Initially, they were all known for being strong and independent, but the Wortherfords pampered Judith, who was the only one weak among them. People even tease her as the princess of Wortherford.
She even receives a significant amount of donations from her wealthy sponsor in Waltz. It was hard for her peers not to admire her.
However, it wasn’t just admiration alone because if you live your life yearning for the things that other people have, sometimes that feeling could turn into envy or jealousy.
“Is it just purely sponsorship?”
When the lecture was over, she came down to the cafeteria to eat with her Wortherford siblings. They all attend the same university. Judith heard someone whisper in a low voice.
“I wonder why they’re giving free sponsorship to that Kinsley orphan who doesn’t even do much.
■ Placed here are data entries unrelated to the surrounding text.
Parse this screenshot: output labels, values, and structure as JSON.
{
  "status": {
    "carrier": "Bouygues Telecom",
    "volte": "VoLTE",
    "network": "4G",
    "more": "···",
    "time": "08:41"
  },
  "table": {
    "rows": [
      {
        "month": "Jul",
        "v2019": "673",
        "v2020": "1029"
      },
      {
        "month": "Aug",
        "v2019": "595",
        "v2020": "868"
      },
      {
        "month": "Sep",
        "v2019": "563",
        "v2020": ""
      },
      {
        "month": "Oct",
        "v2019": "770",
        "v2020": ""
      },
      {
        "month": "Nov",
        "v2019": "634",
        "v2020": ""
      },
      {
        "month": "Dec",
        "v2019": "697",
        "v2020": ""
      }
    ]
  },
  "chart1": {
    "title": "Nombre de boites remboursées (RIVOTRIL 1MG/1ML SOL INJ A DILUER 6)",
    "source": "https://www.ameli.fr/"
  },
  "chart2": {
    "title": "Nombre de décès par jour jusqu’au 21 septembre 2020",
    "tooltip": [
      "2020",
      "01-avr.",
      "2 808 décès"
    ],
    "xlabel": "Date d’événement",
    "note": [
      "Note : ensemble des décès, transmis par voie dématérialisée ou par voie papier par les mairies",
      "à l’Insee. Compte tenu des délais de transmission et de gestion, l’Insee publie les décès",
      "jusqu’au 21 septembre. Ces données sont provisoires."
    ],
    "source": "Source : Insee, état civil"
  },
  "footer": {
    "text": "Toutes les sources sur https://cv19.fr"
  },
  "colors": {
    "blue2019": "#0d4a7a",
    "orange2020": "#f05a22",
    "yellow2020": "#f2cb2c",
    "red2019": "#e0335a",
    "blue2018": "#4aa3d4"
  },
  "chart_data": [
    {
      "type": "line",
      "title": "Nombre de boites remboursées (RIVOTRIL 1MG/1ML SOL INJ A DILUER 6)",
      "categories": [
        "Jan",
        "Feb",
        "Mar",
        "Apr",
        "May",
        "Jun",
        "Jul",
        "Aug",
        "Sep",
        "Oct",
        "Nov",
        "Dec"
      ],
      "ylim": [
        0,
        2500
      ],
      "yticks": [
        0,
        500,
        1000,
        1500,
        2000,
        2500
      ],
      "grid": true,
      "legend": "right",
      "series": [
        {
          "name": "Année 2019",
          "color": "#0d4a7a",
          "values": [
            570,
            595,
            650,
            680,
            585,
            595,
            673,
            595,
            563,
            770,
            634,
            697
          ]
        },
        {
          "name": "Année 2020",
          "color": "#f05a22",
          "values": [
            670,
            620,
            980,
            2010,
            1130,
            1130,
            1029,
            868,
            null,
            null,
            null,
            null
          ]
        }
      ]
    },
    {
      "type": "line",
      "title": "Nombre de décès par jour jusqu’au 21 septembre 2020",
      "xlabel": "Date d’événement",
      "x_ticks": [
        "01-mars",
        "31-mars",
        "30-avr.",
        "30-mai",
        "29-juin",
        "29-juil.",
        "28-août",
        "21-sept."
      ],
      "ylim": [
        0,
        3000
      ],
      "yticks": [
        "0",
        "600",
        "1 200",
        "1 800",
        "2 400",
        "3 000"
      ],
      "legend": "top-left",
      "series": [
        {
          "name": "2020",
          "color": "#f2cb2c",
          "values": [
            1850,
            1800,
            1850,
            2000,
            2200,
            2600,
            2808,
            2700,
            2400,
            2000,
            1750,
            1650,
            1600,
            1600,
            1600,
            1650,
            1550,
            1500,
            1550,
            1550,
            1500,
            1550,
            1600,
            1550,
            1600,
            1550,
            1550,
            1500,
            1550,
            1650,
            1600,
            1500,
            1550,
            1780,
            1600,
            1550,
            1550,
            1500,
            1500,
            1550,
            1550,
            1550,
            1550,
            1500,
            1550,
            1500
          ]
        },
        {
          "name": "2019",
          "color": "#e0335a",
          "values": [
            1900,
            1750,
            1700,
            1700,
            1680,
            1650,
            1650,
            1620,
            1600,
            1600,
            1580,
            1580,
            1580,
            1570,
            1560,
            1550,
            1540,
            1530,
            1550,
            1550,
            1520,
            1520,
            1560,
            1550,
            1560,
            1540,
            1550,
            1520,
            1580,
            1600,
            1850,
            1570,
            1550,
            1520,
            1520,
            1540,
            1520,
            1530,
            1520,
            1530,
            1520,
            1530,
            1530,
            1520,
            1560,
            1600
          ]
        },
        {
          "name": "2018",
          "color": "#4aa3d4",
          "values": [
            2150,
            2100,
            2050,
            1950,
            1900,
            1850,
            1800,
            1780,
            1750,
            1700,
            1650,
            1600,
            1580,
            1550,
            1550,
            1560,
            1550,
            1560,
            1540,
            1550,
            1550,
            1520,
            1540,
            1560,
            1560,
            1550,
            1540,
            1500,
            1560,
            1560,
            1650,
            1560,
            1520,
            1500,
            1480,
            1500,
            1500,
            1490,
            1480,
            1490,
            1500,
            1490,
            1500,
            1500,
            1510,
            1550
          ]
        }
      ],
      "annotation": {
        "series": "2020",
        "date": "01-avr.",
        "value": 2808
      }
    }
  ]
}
She’s probably wise, but there are so many geniuses in Waltz and Whitsfield. There must be more to that sponsorship.”
Millian, who was walking ahead of Judith, stopped in his tracks. He had been guessing what today’s menu would be with excitement until a little while ago. Natia’s smile also fell, followed by Gregory and Ralph.
“She’s young and pretty. She doesn’t have a bad figure either. I’m sure there are more stunning girls in Waltz, but it’s probably more fun to play with an orphan from the countryside.”
The male student talking in a cheeky tone, turned to his side to see people glaring at him. Millian, Natia, Diane, Ralph, and Gregory all stared daggers at him.
Except for Judith’s petite build, the Wortherford children were all tall with fierce eyes. Rumour has it that they all carry a pistol with them.
Natia smiled gently and covered Judith’s ears with her hands.
“Don’t listen to them, Judith or your ears will rot.”
“My ears are fine, Natia.”
“We’ll take care of everything. Gregory?”
Gregory, who was as big as a football player, took a step forward and stunned the boy in silence for a moment. He cracked his knuckles and clenched his teeth tightly.
“Let’s keep talking.”
“Well, you’re right about that. No one in our school has the same sponsorship as Judith Wortherford.”
The boy’s voice fell into a whisper.
“Be careful of what you say because they might hear you. The kids in the nursery aren’t even siblings, but they’re all very protective of each other!”
“I’ve had enough of this, Jude.”
Millian stood up and tapped Judith on the shoulder. She was smiling playfully, but her eyes looked dark. Through past experiences, Judith knew of a much more effective hand than her brothers dealing with this situation.
“Gregory and Millie, please calm down.”
“But he insulted you, Judith.”
“I know. I heard everything too.”
She pulled Millian’s arm down and got up instead. Before she knew it, all eyes in the cafeteria were on her.